Diese Auswirkungen müssen im Risikomanagement bewertet werden.
Dass es keine negativen Auswirkungen gibt, müssen die Hersteller ggf. durch eine (erneute) Verifizierung und Validierung nachweisen.
6.2 Verpackung und Transport
Materialänderungen können den Transport in mehrfacher Hinsicht betreffen:
Zum einen können geänderte Materialien empfindlicher sein. Das könnte eine erneute Transportvalidierung nach sich ziehen.
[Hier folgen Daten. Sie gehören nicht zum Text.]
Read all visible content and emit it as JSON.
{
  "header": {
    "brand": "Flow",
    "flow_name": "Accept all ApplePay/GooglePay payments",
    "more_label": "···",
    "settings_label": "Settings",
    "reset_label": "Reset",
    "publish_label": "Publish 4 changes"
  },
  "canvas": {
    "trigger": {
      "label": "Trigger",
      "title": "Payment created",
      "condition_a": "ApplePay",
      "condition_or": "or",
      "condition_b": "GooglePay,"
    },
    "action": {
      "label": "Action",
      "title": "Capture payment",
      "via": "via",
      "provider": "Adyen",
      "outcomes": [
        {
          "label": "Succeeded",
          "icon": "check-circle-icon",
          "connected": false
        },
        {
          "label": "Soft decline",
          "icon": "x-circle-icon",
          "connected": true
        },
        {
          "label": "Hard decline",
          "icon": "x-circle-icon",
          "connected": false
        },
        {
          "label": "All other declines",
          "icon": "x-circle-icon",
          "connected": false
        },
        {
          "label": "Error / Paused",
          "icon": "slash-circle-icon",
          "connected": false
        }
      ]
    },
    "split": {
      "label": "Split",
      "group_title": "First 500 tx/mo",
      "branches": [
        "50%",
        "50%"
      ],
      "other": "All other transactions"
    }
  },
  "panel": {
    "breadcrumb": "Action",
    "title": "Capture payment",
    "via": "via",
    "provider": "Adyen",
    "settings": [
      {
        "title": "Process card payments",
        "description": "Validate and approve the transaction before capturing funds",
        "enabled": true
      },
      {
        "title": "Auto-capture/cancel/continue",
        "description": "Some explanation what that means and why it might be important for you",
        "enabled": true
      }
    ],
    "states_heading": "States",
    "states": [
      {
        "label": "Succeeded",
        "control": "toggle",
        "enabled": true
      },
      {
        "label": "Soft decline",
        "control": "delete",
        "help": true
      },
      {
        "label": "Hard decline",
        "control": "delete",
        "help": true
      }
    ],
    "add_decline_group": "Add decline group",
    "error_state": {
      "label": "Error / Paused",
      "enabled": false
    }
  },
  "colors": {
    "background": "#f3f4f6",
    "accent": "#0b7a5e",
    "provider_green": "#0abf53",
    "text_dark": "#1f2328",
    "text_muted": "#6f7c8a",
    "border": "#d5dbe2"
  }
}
Zum anderen kann die Materialänderung „nur“ die Verpackung betreffen. Aber auch dafür müssen die Hersteller die Auswirkungen analysieren, bewerten und ggf. eine erneute Transportvalidierung durchführen oder die Vorgaben dazu ändern.
Beispiele
Änderung des Polstermaterials zur Verpackung von Hüftschäften von Luftpolsterfolie auf gefalteten Karton: Diese Änderung hat eine neue Transportvalidierung, Lieferantenfreigabe, Risikoanalyse sowie erhöhten Dokumentationsaufwand an verschiedenen Stellen zur Folge.
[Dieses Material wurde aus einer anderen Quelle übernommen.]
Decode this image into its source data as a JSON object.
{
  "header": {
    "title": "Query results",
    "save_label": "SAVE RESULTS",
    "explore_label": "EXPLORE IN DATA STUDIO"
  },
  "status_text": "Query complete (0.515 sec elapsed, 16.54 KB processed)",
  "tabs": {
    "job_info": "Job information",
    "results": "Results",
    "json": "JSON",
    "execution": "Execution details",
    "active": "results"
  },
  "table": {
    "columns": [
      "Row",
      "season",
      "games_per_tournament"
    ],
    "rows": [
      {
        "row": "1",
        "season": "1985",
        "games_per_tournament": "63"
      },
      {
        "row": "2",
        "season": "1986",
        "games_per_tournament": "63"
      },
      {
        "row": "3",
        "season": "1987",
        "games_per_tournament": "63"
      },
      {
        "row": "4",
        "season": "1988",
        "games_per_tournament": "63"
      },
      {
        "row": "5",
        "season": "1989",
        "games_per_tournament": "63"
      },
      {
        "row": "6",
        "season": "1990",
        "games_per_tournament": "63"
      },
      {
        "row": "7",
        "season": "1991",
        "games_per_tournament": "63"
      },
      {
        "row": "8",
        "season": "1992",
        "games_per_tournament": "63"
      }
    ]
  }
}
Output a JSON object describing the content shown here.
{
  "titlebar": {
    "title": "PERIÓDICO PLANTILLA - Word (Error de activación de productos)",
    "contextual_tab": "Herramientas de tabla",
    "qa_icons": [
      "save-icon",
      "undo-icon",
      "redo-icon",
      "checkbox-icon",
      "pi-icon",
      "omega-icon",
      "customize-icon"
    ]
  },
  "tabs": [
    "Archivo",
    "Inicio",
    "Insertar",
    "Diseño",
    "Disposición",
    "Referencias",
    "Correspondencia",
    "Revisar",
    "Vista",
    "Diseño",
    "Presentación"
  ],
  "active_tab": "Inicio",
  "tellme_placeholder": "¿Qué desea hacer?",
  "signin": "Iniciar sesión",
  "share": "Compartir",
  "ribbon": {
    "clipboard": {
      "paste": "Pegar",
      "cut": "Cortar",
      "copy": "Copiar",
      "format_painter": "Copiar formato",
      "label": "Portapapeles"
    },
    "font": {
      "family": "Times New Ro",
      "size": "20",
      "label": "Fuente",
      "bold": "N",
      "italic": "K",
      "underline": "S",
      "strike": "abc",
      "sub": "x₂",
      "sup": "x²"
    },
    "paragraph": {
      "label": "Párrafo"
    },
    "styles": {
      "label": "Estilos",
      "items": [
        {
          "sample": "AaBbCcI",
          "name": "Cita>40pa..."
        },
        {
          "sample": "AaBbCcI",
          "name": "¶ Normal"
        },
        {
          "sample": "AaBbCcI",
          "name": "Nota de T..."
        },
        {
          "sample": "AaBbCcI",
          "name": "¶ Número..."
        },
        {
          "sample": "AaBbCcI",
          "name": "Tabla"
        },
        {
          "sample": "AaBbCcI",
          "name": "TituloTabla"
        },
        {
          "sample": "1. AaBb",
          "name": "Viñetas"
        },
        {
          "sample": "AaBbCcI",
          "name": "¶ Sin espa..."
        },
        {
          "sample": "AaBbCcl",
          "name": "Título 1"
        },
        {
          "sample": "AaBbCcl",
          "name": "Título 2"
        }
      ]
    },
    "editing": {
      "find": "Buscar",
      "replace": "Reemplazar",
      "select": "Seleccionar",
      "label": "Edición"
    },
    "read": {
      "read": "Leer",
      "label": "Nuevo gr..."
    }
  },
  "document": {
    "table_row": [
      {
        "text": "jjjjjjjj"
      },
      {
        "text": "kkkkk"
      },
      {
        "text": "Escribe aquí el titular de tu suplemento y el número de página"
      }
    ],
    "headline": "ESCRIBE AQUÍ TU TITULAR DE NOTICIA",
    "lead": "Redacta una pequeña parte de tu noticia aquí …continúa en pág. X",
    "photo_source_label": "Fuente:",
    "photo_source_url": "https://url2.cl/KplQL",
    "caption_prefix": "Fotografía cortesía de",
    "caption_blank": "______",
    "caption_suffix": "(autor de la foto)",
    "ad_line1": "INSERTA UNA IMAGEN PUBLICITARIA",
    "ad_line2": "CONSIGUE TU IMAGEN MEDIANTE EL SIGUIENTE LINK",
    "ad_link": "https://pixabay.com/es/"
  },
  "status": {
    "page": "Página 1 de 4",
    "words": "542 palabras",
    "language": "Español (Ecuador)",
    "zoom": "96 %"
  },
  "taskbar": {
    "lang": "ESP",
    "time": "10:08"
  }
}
Würde die Sterilverpackung von Einwegprodukten geändert werden, hat diese unter anderen einen Einfluss auf die Sterilisationsvalidierung, Biokompatibilitätsbewertung, Transportvalidierung, Shelf-Life-Bewertung, ggf. das Labeling, Risikomanagement und die Dokumentation.
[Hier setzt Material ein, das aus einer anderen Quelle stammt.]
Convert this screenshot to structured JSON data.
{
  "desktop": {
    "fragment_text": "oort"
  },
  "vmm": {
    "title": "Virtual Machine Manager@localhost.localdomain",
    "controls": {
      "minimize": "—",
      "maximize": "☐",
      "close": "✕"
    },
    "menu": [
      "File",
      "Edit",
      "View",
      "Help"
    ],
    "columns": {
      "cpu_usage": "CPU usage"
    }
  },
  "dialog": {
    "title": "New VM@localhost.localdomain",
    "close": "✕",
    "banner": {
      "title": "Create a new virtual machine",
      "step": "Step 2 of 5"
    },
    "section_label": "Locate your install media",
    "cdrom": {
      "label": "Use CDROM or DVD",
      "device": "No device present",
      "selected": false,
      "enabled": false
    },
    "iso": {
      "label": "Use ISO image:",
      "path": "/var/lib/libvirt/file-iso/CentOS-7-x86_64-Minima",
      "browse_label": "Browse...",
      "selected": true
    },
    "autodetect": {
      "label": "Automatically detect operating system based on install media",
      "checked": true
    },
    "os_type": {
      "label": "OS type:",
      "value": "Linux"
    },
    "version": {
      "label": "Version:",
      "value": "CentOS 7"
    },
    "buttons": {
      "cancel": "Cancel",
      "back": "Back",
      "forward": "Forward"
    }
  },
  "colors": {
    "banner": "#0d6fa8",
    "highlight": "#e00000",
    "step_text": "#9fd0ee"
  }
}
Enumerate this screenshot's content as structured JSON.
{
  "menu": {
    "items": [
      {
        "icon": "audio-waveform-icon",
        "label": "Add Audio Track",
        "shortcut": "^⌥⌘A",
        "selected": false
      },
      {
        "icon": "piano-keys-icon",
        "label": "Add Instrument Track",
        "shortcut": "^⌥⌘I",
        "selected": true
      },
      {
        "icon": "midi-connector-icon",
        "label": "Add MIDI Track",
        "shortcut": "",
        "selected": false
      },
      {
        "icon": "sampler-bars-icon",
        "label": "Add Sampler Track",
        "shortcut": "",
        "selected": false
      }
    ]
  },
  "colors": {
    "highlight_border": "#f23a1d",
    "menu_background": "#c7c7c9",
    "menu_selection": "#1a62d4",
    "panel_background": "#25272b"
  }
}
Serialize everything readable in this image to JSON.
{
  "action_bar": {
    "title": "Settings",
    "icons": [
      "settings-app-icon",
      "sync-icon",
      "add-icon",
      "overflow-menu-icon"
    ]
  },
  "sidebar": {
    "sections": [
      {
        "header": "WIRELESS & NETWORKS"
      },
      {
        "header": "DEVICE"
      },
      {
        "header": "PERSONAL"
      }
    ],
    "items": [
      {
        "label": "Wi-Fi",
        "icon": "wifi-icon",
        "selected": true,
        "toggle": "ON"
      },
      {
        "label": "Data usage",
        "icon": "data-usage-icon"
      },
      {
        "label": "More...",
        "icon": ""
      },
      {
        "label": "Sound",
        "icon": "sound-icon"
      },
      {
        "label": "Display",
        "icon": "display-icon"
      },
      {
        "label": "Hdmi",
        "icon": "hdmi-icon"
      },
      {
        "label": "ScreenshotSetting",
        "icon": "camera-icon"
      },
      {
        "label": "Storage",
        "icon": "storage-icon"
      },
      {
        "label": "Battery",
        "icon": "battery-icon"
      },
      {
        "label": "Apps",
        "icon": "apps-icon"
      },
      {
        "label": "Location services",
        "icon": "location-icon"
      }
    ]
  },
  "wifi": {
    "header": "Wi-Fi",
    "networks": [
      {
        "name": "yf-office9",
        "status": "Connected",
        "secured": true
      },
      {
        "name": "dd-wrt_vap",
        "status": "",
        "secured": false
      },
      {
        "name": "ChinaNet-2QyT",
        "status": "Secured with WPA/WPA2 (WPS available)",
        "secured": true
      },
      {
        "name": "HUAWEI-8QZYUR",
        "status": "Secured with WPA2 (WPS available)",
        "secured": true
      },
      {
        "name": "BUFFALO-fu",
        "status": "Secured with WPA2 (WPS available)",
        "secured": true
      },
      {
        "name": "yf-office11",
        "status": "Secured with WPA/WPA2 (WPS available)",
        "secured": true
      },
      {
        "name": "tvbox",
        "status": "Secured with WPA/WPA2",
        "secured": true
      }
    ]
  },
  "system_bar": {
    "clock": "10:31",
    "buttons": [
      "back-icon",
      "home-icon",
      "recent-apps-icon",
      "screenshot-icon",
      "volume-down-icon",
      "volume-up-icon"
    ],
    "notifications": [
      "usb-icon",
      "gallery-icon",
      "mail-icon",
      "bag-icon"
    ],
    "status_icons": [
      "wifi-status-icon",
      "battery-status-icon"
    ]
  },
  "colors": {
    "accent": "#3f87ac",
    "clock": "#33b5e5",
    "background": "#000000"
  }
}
6.3 Post-Market Surveillance
Es muss geprüft werden, ob die Materialänderung sich auf die Post-Market Surveillance (PMS) auswirkt und ob auch hier Handlungsbedarf besteht. Beispielsweise müssen die Hersteller:innen neue Informationsquellen einbeziehen, wie
- die Nennung neuer Lieferanten,
- die technische und klinische Literatur zu den neuen Materialien,
- andere Vergleichsprodukte und
- Kundinnen und Kunden/Patientinnen und Patienten (durch Beobachtungen, Befragungen).
Zudem kann es sinnvoll sein, die Frequenz zu erhöhen, in der die Hersteller (während der Umstellungsphase) die Informationen sammeln und bewerten. Damit verbunden wäre auch eine engmaschigere Trendanalyse oder/und neue Schwellwerte bei dieser Analyse (s. MDR/IVDR Anhang III).
Sind Dritte an der Informationsbeschaffung beteiligt wie Lieferanten, Händlerinnen und Händler sowie anwendende Personen, sollten die Hersteller diese darüber informieren bzw. dazu verpflichten (z.B. durch eine QSV).
6.4 Entsorgung
Materialänderungen betreffen regelmäßig auch die Entsorgung11).
Das beginnt beim „Design“ des Produkts, das unter Umständen geändert werden muss, um die Materialien leichter separieren zu können.
Beispiele
In manchen medizinischen Geräten sind elektronische Komponenten enthalten, die eine spezielle Entsorgung erfordern. Die Verwendung eines modularen Designs zur leichteren Entfernung der elektrischen Komponente führt zur Verbesserung der Nachhaltigkeit.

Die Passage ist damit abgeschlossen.